Internet está repleto de videos donde los protagonistas son adorables cachorros y perros de todos los tamaños y colores. Siempre nos sacan una sonrisa al ver unos segundos de lo que saben hacer mejor: ser tiernos y hacernos decir “Awww...”

Pero uno de nuestros momentos favoritos es ver esos clips donde los dueños llegan después de un largo día de trabajo, y se encuentran con un desastre monumental en casa. ¿Y quién lo ocasionó?



Es muy tierno ver como los perritos, tras escuchar la voz sorprendida de sus humanos, ponen una carita de culpabilidad que no podemos ignorar. Inmediatamente pensamos que el animalito está completamente arrepentido y nos dejamos llevar por sus lindos ojitos… 




Pero la realidad es otra, pues esa postura, lejos de mostrar arrepentimiento es una señal de miedo total en nuestra mascota. ¿Has analizado bien la postura de tu perrhijo?

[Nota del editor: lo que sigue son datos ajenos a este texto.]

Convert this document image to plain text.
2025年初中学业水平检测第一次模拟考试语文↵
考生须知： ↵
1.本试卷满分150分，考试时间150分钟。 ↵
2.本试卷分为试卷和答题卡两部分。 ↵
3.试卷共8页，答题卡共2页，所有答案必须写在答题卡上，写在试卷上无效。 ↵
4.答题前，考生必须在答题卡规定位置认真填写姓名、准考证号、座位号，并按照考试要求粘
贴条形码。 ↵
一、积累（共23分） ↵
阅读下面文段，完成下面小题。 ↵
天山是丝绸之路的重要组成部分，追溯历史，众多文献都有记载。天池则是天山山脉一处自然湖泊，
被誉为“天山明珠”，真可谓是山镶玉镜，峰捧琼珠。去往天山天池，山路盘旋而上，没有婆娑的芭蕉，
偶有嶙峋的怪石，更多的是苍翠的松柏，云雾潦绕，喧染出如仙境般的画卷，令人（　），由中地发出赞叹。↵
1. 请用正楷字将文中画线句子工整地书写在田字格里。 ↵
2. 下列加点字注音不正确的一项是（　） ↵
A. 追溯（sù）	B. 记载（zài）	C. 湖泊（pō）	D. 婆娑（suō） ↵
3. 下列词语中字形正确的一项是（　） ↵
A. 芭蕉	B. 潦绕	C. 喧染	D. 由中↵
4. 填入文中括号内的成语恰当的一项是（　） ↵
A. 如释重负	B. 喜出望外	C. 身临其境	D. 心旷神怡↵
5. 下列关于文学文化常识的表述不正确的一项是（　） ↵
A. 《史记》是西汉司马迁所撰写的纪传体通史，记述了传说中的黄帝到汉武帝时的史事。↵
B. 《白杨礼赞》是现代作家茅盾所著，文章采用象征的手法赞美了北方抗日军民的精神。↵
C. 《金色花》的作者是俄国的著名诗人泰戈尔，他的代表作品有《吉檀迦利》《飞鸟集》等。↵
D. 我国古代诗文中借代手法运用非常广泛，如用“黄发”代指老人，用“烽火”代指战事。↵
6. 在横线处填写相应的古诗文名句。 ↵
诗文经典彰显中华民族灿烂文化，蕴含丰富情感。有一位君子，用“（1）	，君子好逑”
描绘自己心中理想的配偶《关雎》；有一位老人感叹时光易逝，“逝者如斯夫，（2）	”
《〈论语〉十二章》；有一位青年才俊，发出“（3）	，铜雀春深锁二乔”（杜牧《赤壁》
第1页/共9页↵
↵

Pues un reciente estudio conducido por el biólogo Nathan H. Lens revela lo que en realidad pasa por la mente de los perros al adoptar dicha posición.


Descubrió que cuando un perro se comporta de una manera agresiva o cuando hiere a otro cachorro de la manada, éste es rechazado por haber tenido un comportamiento inaceptable y para ser “disculpado” adopta la postura en la que baja las orejas, agacha la cabeza y mete la cola entre sus patas. De esa forma demuestran que están dispuestos a convivir nuevamente en armonía. 


Esta postura es conocida como “el arco de la disculpa”. Según el biólogo, los perros han llevado esta herencia en su convivencia con humanos, ya que ellos buscan la aceptación e integración con sus dueños. El rechazo, los gritos y los castigos son sumamente dolorosos para ellos. 


Aunque en muchas ocasiones nosotros pensamos que las expresiones o comportamientos de nuestras mascotas son muy parecidos a los de cualquier niño pequeño, debemos tomar en cuenta que ellos son animales, y por mucho que los amemos, sus reacciones significan cosas distintas. El rostro de “perrito regañado” no es otra cosa más que un profundo miedo a ser castigados, heridos o abandonados por sus dueños. 


La próxima vez que veas la carita asustada de tu perro, toma en cuenta que no se trata de un gesto de arrepentimiento, realmente siente un gran temor de ti, de tu lenguaje corporal, de tu energía negativa y de la manera en que te has exaltado. Se porta sumiso para ser perdonado, aunque en realidad no comprende lo que está pasando.


Recuerda que los gritos, los golpes y la “humanización” (tratarlos como si fueran humanos y no perros), también son formas de maltrato. Lo mejor es guardar la calma, mantenerse tranquilos y educar con tranquilidad a tu mascota, para ello es necesario invertir tiempo en su actividad física y cuidado. 

Y por supuesto, ámalo sobre todas las cosas. Porque él siempre querrá estar contigo.